Gli insegnamenti di Nuwa infondevano alle loro vite uno scopo, e celebravano festival che onoravano la dea che dava loro vita. Ogni festival era un vivace arazzo di musica, danza e offerte, dove la comunità si riuniva per celebrare la propria esistenza e l'abbondanza della terra. Questi raduni non erano solo momenti di gioia, ma anche opportunità di riflessione sulle loro responsabilità come custodi della terra. In alcune varianti del mito, si dice che Nuwa scendesse dai cieli durante queste festività, benedicendo il suo popolo e ricordando loro il sacro dovere di mantenere l'armonia.

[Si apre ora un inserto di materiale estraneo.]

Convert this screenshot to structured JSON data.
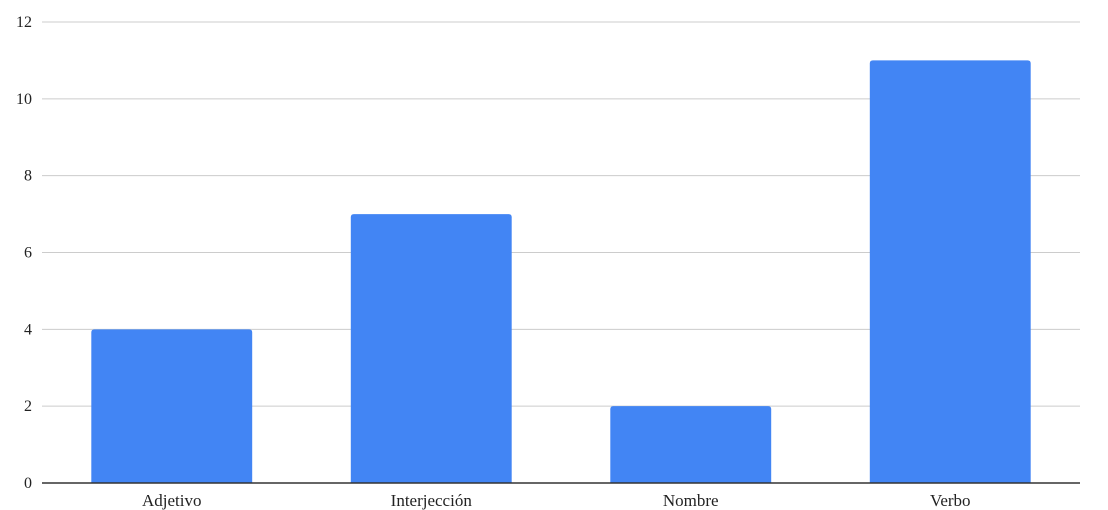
{
  "chart_data": {
    "type": "bar",
    "title": "",
    "xlabel": "",
    "ylabel": "",
    "categories": [
      "Adjetivo",
      "Interjección",
      "Nombre",
      "Verbo"
    ],
    "values": [
      4,
      7,
      2,
      11
    ],
    "ylim": [
      0,
      12
    ],
    "yticks": [
      "0",
      "2",
      "4",
      "6",
      "8",
      "10",
      "12"
    ],
    "grid": true,
    "legend": "none",
    "colors": {
      "bar": "#4285f4",
      "grid": "#cccccc",
      "axis": "#333333"
    }
  }
}
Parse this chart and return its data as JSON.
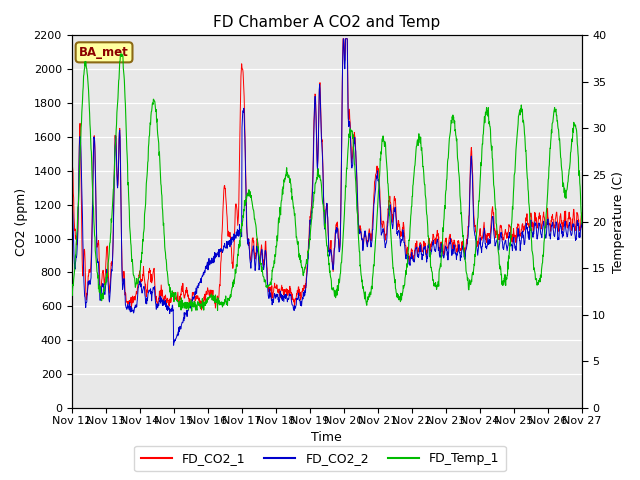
{
  "title": "FD Chamber A CO2 and Temp",
  "xlabel": "Time",
  "ylabel_left": "CO2 (ppm)",
  "ylabel_right": "Temperature (C)",
  "xlim": [
    0,
    360
  ],
  "ylim_left": [
    0,
    2200
  ],
  "ylim_right": [
    0,
    40
  ],
  "yticks_left": [
    0,
    200,
    400,
    600,
    800,
    1000,
    1200,
    1400,
    1600,
    1800,
    2000,
    2200
  ],
  "yticks_right": [
    0,
    5,
    10,
    15,
    20,
    25,
    30,
    35,
    40
  ],
  "xtick_labels": [
    "Nov 12",
    "Nov 13",
    "Nov 14",
    "Nov 15",
    "Nov 16",
    "Nov 17",
    "Nov 18",
    "Nov 19",
    "Nov 20",
    "Nov 21",
    "Nov 22",
    "Nov 23",
    "Nov 24",
    "Nov 25",
    "Nov 26",
    "Nov 27"
  ],
  "xtick_positions": [
    0,
    24,
    48,
    72,
    96,
    120,
    144,
    168,
    192,
    216,
    240,
    264,
    288,
    312,
    336,
    360
  ],
  "color_co2_1": "#ff0000",
  "color_co2_2": "#0000cc",
  "color_temp": "#00bb00",
  "background_color": "#ffffff",
  "plot_bg_color": "#e8e8e8",
  "ba_met_label": "BA_met",
  "legend_labels": [
    "FD_CO2_1",
    "FD_CO2_2",
    "FD_Temp_1"
  ],
  "title_fontsize": 11,
  "axis_fontsize": 9,
  "tick_fontsize": 8
}
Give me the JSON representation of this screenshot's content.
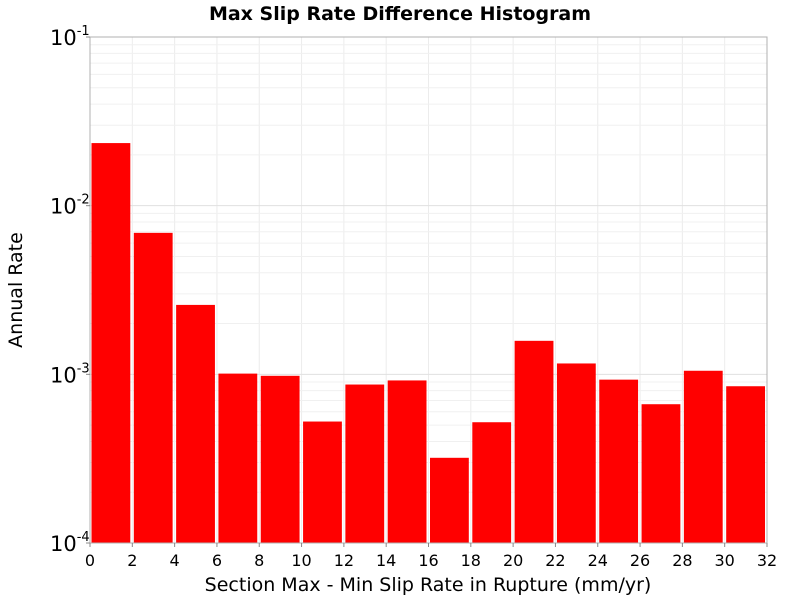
{
  "chart_data": {
    "type": "bar",
    "title": "Max Slip Rate Difference Histogram",
    "xlabel": "Section Max - Min Slip Rate in Rupture (mm/yr)",
    "ylabel": "Annual Rate",
    "yscale": "log",
    "xlim": [
      0,
      32
    ],
    "ylim": [
      0.0001,
      0.1
    ],
    "xticks": [
      "0",
      "2",
      "4",
      "6",
      "8",
      "10",
      "12",
      "14",
      "16",
      "18",
      "20",
      "22",
      "24",
      "26",
      "28",
      "30",
      "32"
    ],
    "yticks": [
      {
        "base": "10",
        "exp": "-4",
        "value": 0.0001
      },
      {
        "base": "10",
        "exp": "-3",
        "value": 0.001
      },
      {
        "base": "10",
        "exp": "-2",
        "value": 0.01
      },
      {
        "base": "10",
        "exp": "-1",
        "value": 0.1
      }
    ],
    "grid": true,
    "bar_color": "#ff0000",
    "bins": [
      {
        "x0": 0,
        "x1": 2,
        "value": 0.0235
      },
      {
        "x0": 2,
        "x1": 4,
        "value": 0.0069
      },
      {
        "x0": 4,
        "x1": 6,
        "value": 0.00258
      },
      {
        "x0": 6,
        "x1": 8,
        "value": 0.00101
      },
      {
        "x0": 8,
        "x1": 10,
        "value": 0.00098
      },
      {
        "x0": 10,
        "x1": 12,
        "value": 0.000525
      },
      {
        "x0": 12,
        "x1": 14,
        "value": 0.00087
      },
      {
        "x0": 14,
        "x1": 16,
        "value": 0.00092
      },
      {
        "x0": 16,
        "x1": 18,
        "value": 0.00032
      },
      {
        "x0": 18,
        "x1": 20,
        "value": 0.00052
      },
      {
        "x0": 20,
        "x1": 22,
        "value": 0.00158
      },
      {
        "x0": 22,
        "x1": 24,
        "value": 0.00116
      },
      {
        "x0": 24,
        "x1": 26,
        "value": 0.00093
      },
      {
        "x0": 26,
        "x1": 28,
        "value": 0.000665
      },
      {
        "x0": 28,
        "x1": 30,
        "value": 0.00105
      },
      {
        "x0": 30,
        "x1": 32,
        "value": 0.00085
      }
    ]
  }
}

Tuttavia, mentre la prima età si sviluppava, i semi della discordia iniziarono a germogliare. L'armonia che caratterizzava la loro esistenza sarebbe presto stata messa alla prova, preparando il terreno per una grande interruzione che avrebbe sfidato il tessuto stesso del loro mondo. Mentre il popolo si godeva le proprie nuove abilità, rimaneva ignaro delle forze incombenti che minacciavano di disturbare l'equilibrio stabilito da Nuwa. L'abbondanza di risorse portò a competizione e invidia tra le tribù, seminando i semi del conflitto. Il mito funge da avvertimento, illustrando la fragilità dell'armonia e la facilità con cui può essere interrotta dai desideri umani.

In schemi mitologici più ampi, questa narrazione riflette un tema comune presente in molte culture: l'ascesa e la caduta delle civiltà e la natura ciclica dell'esistenza. La prima età, caratterizzata da prosperità e unità, è spesso seguita da un periodo di conflitto e disordine, che spinge a un ritorno agli insegnamenti fondamentali del creatore. Il mito di Nuwa e la sua creazione dell'umanità racchiude questo ciclo, ricordando ai credenti l'importanza dell'equilibrio, del rispetto e della gratitudine nelle loro vite.

Così, la Prima Età si erge come un testamento del potenziale dell'umanità quando guidata dalla saggezza divina. Serve da promemoria che la connessione tra l'umanità e la natura è sacra e che gli insegnamenti della dea Nuwa devono essere onorati per mantenere l'armonia nel mondo. Man mano che la narrazione si sviluppa, diventa evidente che le sfide affrontate dai primi esseri umani non sono semplicemente eventi storici, ma riflessi della continua lotta per sostenere i principi di equilibrio e rispetto di fronte alle avversità.